One hundred and thirty-four years before Robert Johnson walked onto the Spokane Reservation, the Indian horses screamed. At first, Big Mom thought the horses were singing a familiar song. She had taught all of her horses to sing many generations before, but she soon realized this was not a song of her teaching. The song sounded so pained and tortured that Big Mom could never have imagined it before the white men came, and never understood it later, even at the edge of the twenty-first century. She listened carefully to the horses’ song, until she had memorized it, and harmonized. She wanted to ask many questions about the new song when she visited the horses next.
Finally, the horses stopped screaming their song, and Big Mom listened to the silence that followed. Then she went back to her work, to her buckskin and beads, to CNN. The horses’ silence lasted for minutes, maybe centuries, and made her curious. She understood that silence created its own music but never knew the horses to remain that quiet. After a while, she stood and started the walk down her mountain to the clearing where the horses gathered. Of course, she wanted to ask about the silence that followed their new song.
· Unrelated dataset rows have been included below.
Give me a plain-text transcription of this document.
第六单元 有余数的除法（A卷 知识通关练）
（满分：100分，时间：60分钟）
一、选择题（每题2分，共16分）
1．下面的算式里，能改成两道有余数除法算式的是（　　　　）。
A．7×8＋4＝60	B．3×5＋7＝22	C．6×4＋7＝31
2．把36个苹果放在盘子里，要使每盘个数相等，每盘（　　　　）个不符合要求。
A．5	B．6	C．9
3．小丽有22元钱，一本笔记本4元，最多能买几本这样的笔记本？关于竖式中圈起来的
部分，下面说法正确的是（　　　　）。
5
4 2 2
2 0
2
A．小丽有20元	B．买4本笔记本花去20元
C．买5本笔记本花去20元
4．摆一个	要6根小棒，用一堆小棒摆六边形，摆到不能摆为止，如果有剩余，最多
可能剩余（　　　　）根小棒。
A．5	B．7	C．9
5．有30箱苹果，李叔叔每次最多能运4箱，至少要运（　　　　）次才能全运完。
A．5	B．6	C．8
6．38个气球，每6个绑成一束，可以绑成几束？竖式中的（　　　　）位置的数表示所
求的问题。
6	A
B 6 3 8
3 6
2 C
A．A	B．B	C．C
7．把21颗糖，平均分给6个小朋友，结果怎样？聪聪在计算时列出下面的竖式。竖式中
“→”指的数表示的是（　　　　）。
As she stepped out of her front door, Big Mom heard the first gunshot, which reverberated in her DNA. She pulled her dress up around her waist and ran for the clearing, heard a gunshot with each of her footfalls. All she heard were the gunshots, singular at first, and then in rapid plural bursts that she could not count.
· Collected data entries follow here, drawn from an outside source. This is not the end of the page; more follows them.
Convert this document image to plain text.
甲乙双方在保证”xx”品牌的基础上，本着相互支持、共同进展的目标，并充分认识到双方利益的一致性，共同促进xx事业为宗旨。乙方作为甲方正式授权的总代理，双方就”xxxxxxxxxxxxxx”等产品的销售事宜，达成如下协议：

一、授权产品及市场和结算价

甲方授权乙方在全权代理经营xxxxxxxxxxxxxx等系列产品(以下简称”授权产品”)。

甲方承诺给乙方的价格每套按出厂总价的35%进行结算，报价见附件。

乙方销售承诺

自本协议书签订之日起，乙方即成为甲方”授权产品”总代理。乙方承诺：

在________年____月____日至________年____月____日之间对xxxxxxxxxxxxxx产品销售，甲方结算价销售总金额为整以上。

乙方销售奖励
Big Mom ran to the rise above the clearing where the horses gathered. There, she saw the future and the past, the white soldiers in blue uniforms with black rifles and pistols. She saw the Indian horses shot and fallen like tattered sheets. Big Mom stood on the rise and watched the horses fall, until only one remained.
Big Mom watched the Indian colt circled by soldiers. The colt darted from side to side, looked for escape. One soldier, an officer, stepped down from his pony, walked over to the colt, gently touched its face, and whispered in its ear. The colt shivered as the officer put his pistol between its eyes and pulled the trigger. That colt fell to the grass of the clearing, to the sidewalk outside a reservation tavern, to the cold, hard coroner’s table in a Veterans Hospital.
Big Mom wept as the soldiers rode away on their own pale ponies and heard their trumpets long after. She walked to the clearing where the horses had fallen, walked from corpse to corpse, and searched for any sign of life. After she counted the dead, she sang a mourning song for forty days and nights, then wiped the tears away, and buried the bodies. But she saved the bones of the most beautiful horse she found and built a flute from its ribs. Big Mom played a new flute song every morning to remind everybody that music created and recreated the world daily.
In 1992, Big Mom still watched for the return of those slaughtered horses and listened to their songs. With each successive generation, the horses arrived in different forms and with different songs, called themselves Janis Joplin, Jimi Hendrix, Marvin Gaye, and so many other names. Those horses rose from everywhere and turned to Big Mom for rescue, but they all fell back into the earth again.
For seven generations, Big Mom had received those horses and held them in her arms. Now on a bright summer day, she watched a black man walk onto the Spokane Indian Reservation. She heard that black man talk to Thomas Builds-the-Fire. She watched Thomas give that black man a ride to the base of her mountain and smiled as the blue van shuddered to a stop. Big Mom sat in her rocking chair and waited to greet her latest visitor.